The authors are two highly successful marketing/consulting specialists (“Growth Hackers”) who have aided numerous companies to expand to the multimillion dollar level. They now have put together their expertise to provide an “Automated Sales Processing (ASPTM)” program that provides “a clear framework for you to organize and prioritize the growth tactics used by others such as Dropbox, PayPal, Hotmail and others” to grow your business if not to these exalted heights, to at least its maximum potential. It is not “classroom material”. Instead, it is the simple implementation of time honored marketing strategies but from the point of changing one’s mindset about them. The result will allow one to be creative in engineering new ways of achieving the same results as these traditional channels but in a manner that will reduce the “high expense and slow timeline of results.” The authors also state that large amounts of technological knowledge are not required and actually may, in some ways be detrimental because “without its constraints you can think outside the box’. Within the body of their proposal they first explain in an ‘overall’ manner how to establish the automated process. Then follows explanative chapters on its elements and how to employ them – Attraction, First Impression, Engage & Educate, Follow-up, Sales and technology, and Referrals & Retention. Each chapter has a highlighted summary of important ‘takeaway’ notes and there is a finalizing Conclusion chapter.

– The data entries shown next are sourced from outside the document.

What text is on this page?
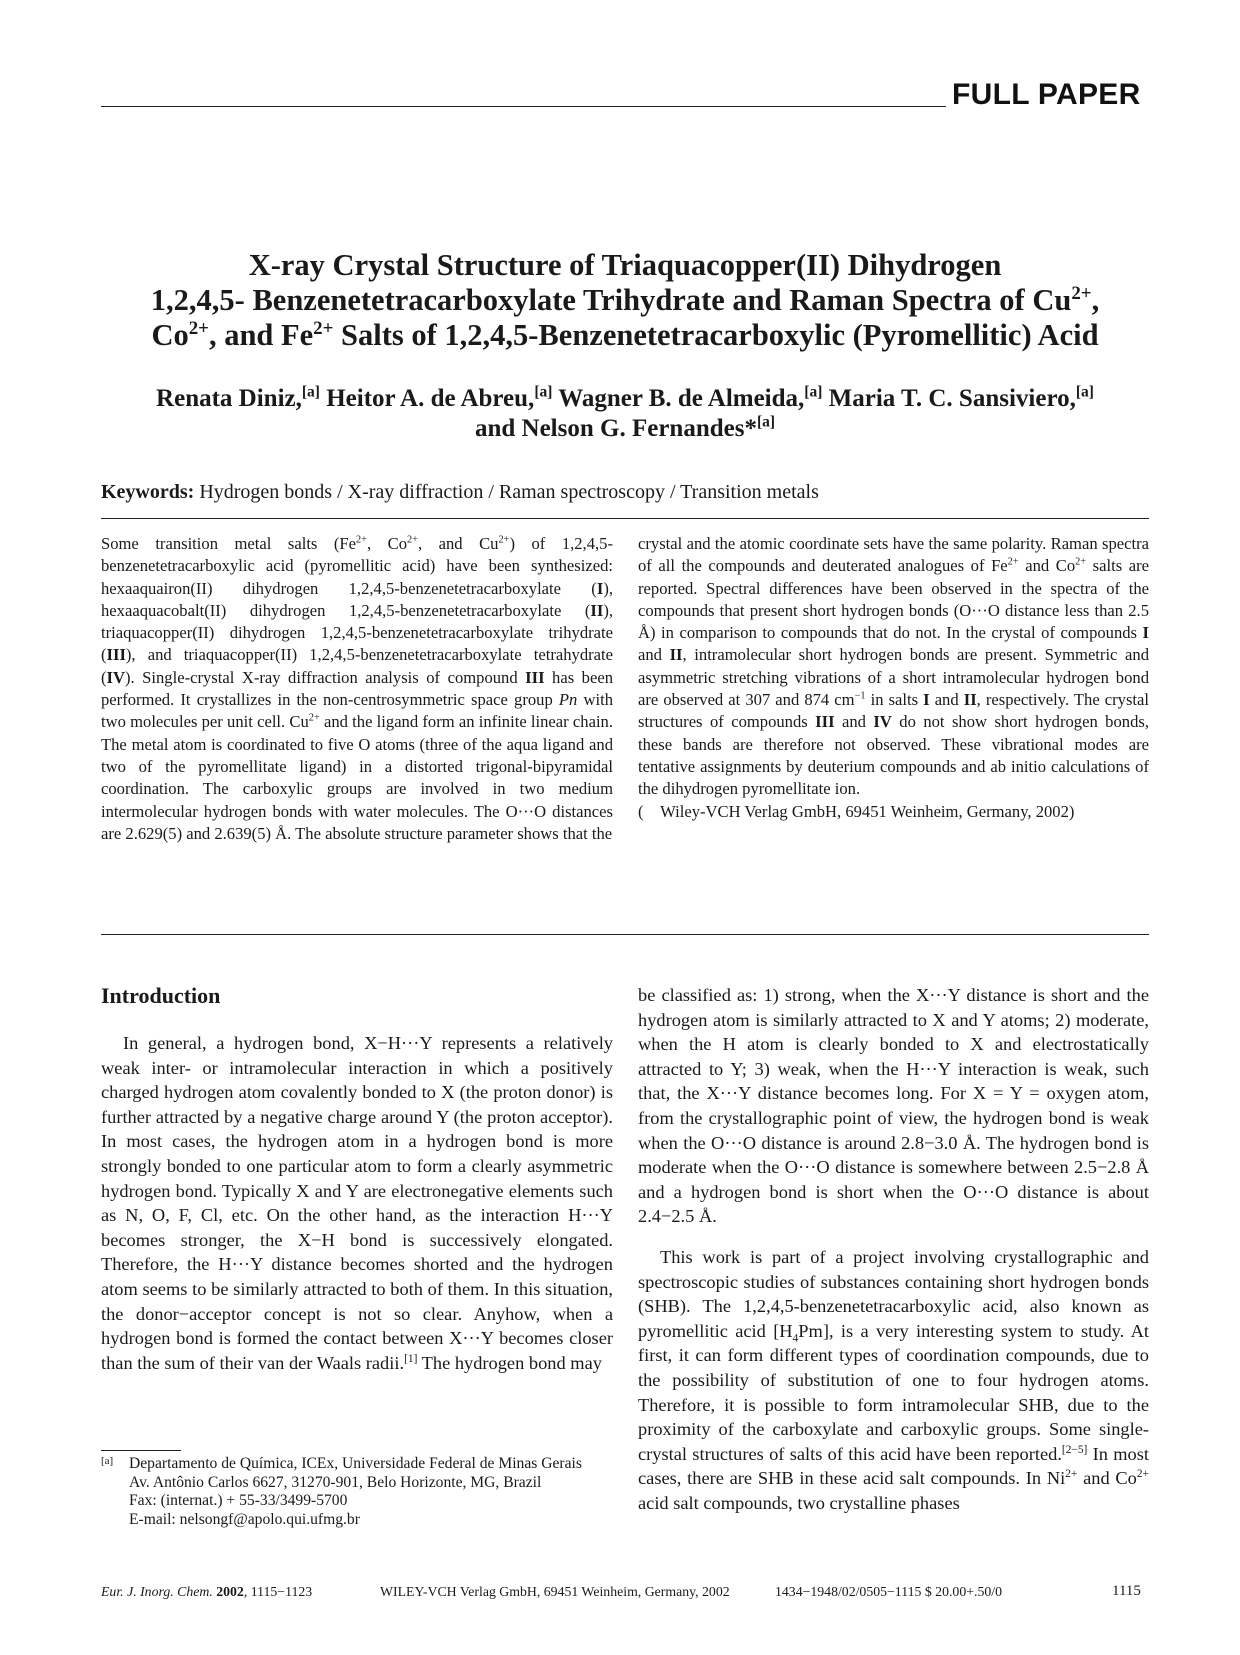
FULL PAPER
X-ray Crystal Structure of Triaquacopper(II) Dihydrogen
1,2,4,5- Benzenetetracarboxylate Trihydrate and Raman Spectra of $Cu^{2+}$,
$Co^{2+}$, and $Fe^{2+}$ Salts of 1,2,4,5-Benzenetetracarboxylic (Pyromellitic) Acid
Renata Diniz,[a] Heitor A. de Abreu,[a] Wagner B. de Almeida,[a] Maria T. C. Sansiviero,[a]
and Nelson G. Fernandes*[a]
Keywords: Hydrogen bonds / X-ray diffraction / Raman spectroscopy / Transition metals
Some transition metal salts ($Fe^{2+}$, $Co^{2+}$, and $Cu^{2+}$) of 1,2,4,5-benzenetetracarboxylic acid (pyromellitic acid) have been synthesized: hexaaquairon(II) dihydrogen 1,2,4,5-benzenetetracarboxylate (I), hexaaquacobalt(II) dihydrogen 1,2,4,5-benzenetetracarboxylate (II), triaquacopper(II) dihydrogen 1,2,4,5-benzenetetracarboxylate trihydrate (III), and triaquacopper(II) 1,2,4,5-benzenetetracarboxylate tetrahydrate (IV). Single-crystal X-ray diffraction analysis of compound III has been performed. It crystallizes in the non-centrosymmetric space group Pn with two molecules per unit cell. $Cu^{2+}$ and the ligand form an infinite linear chain. The metal atom is coordinated to five O atoms (three of the aqua ligand and two of the pyromellitate ligand) in a distorted trigonal-bipyramidal coordination. The carboxylic groups are involved in two medium intermolecular hydrogen bonds with water molecules. The O···O distances are 2.629(5) and 2.639(5) Å. The absolute structure parameter shows that the
crystal and the atomic coordinate sets have the same polarity. Raman spectra of all the compounds and deuterated analogues of $Fe^{2+}$ and $Co^{2+}$ salts are reported. Spectral differences have been observed in the spectra of the compounds that present short hydrogen bonds (O···O distance less than 2.5 Å) in comparison to compounds that do not. In the crystal of compounds I and II, intramolecular short hydrogen bonds are present. Symmetric and asymmetric stretching vibrations of a short intramolecular hydrogen bond are observed at 307 and 874 $cm^{-1}$ in salts I and II, respectively. The crystal structures of compounds III and IV do not show short hydrogen bonds, these bands are therefore not observed. These vibrational modes are tentative assignments by deuterium compounds and ab initio calculations of the dihydrogen pyromellitate ion.
( Wiley-VCH Verlag GmbH, 69451 Weinheim, Germany, 2002)
Introduction

In general, a hydrogen bond, X−H···Y represents a relatively weak inter- or intramolecular interaction in which a positively charged hydrogen atom covalently bonded to X (the proton donor) is further attracted by a negative charge around Y (the proton acceptor). In most cases, the hydrogen atom in a hydrogen bond is more strongly bonded to one particular atom to form a clearly asymmetric hydrogen bond. Typically X and Y are electronegative elements such as N, O, F, Cl, etc. On the other hand, as the interaction H···Y becomes stronger, the X−H bond is successively elongated. Therefore, the H···Y distance becomes shorted and the hydrogen atom seems to be similarly attracted to both of them. In this situation, the donor−acceptor concept is not so clear. Anyhow, when a hydrogen bond is formed the contact between X···Y becomes closer than the sum of their van der Waals radii.[1] The hydrogen bond may

be classified as: 1) strong, when the X···Y distance is short and the hydrogen atom is similarly attracted to X and Y atoms; 2) moderate, when the H atom is clearly bonded to X and electrostatically attracted to Y; 3) weak, when the H···Y interaction is weak, such that, the X···Y distance becomes long. For X = Y = oxygen atom, from the crystallographic point of view, the hydrogen bond is weak when the O···O distance is around 2.8−3.0 Å. The hydrogen bond is moderate when the O···O distance is somewhere between 2.5−2.8 Å and a hydrogen bond is short when the O···O distance is about 2.4−2.5 Å.

This work is part of a project involving crystallographic and spectroscopic studies of substances containing short hydrogen bonds (SHB). The 1,2,4,5-benzenetetracarboxylic acid, also known as pyromellitic acid $[H_4Pm]$, is a very interesting system to study. At first, it can form different types of coordination compounds, due to the possibility of substitution of one to four hydrogen atoms. Therefore, it is possible to form intramolecular SHB, due to the proximity of the carboxylate and carboxylic groups. Some single-crystal structures of salts of this acid have been reported.[2−5] In most cases, there are SHB in these acid salt compounds. In $Ni^{2+}$ and $Co^{2+}$ acid salt compounds, two crystalline phases

[a] Departamento de Química, ICEx, Universidade Federal de Minas Gerais
Av. Antônio Carlos 6627, 31270-901, Belo Horizonte, MG, Brazil
Fax: (internat.) + 55-33/3499-5700
E-mail: nelsongf@apolo.qui.ufmg.br
Eur. J. Inorg. Chem. 2002, 1115−1123	WILEY-VCH Verlag GmbH, 69451 Weinheim, Germany, 2002	1434−1948/02/0505−1115 $ 20.00+.50/0	1115
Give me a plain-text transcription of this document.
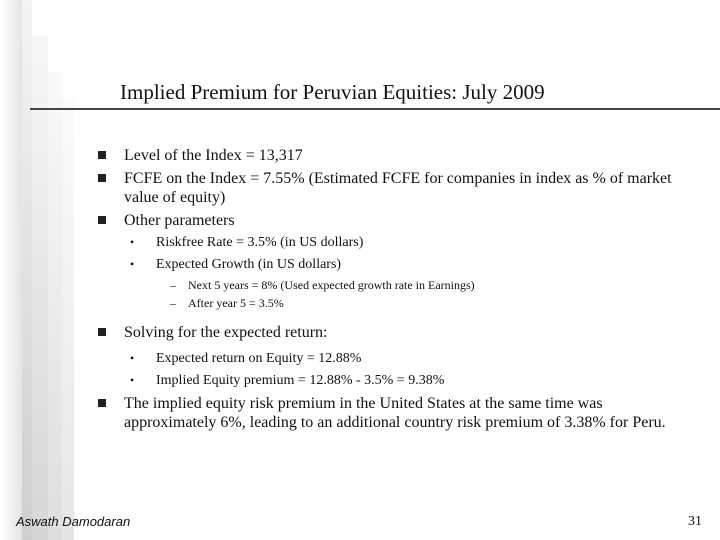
Implied Premium for Peruvian Equities: July 2009
Level of the Index = 13,317
FCFE on the Index = 7.55% (Estimated FCFE for companies in index as % of market value of equity)
Other parameters
• Riskfree Rate = 3.5% (in US dollars)
• Expected Growth (in US dollars)
– Next 5 years = 8% (Used expected growth rate in Earnings)
– After year 5 = 3.5%
Solving for the expected return:
• Expected return on Equity = 12.88%
• Implied Equity premium = 12.88% - 3.5% = 9.38%
The implied equity risk premium in the United States at the same time was approximately 6%, leading to an additional country risk premium of 3.38% for Peru.
Aswath Damodaran	31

Discussion: The authors provide a host of pertinent ideas for start-up and/or expansion in a manner that can be helpful to anyone who is desirous of advancing his/her business. Caution and a possible need for consultation is suggested for the individual just initiating the “think outside the box” mantra.
5* Innovative presentation with a caveat.
Transition ISBN: 9780986103698, Lasting Press is an e-book detailing “How to Prepare Your Family and Business for the Greatest Wealth Transfer in History” by David Werdiger.
Following the usual copyright material and two disclaimers, the author embarks upon explaining the uniquely challenging intricacies of transitioning individual roles and wealth from one generation to the next. He describes in detail how “With planning and awareness, you can experience a smooth and successful transfer that will allow the business to continue to thrive while also bringing happiness to all involved.” To accomplish this transition, the unique thoughts, beliefs, insights, values and idiosyncrasies of each generation must be realized and respectfully considered in interpersonal relationships; clear roles must be delineated for each participant dependent upon their personal strengths; and “the business must have clear values and goals regarding wealth and philanthropy.” Twelve chapters of specific suggestions on how to attain these goals and buttress their positions are provided to understand the generational differences and issues that might arise, creating a legacy, identifying values, place of entrepreneurs within the family, burdens vs. opportunities, intergenerational wealth transfer, the delicate problem of raising children with wealth, problems that can evolve from cross-generational thinking, and perhaps even more important, the search for balance.
Discussion: In this reviewer’s opinion, the author has set forth a remarkably complete dissertation on this subject and has done so quite clearly with amusing but cogent touches included; e.g., citing the old proverb “Shirtsleeves to shirtsleeves in three generations” that warns of problems with multi-generational family wealth and explains that it exists in many cultures – Scottish “The father buys, the son builds, the grandchild sells, and his son begs.” Later, a quote from Warren Buffett: “I want to give my kids just enough so that they would feel that they could do anything, but not so much that they would feel like doing nothing.”
5* Interesting for all readers; essential for targeted group.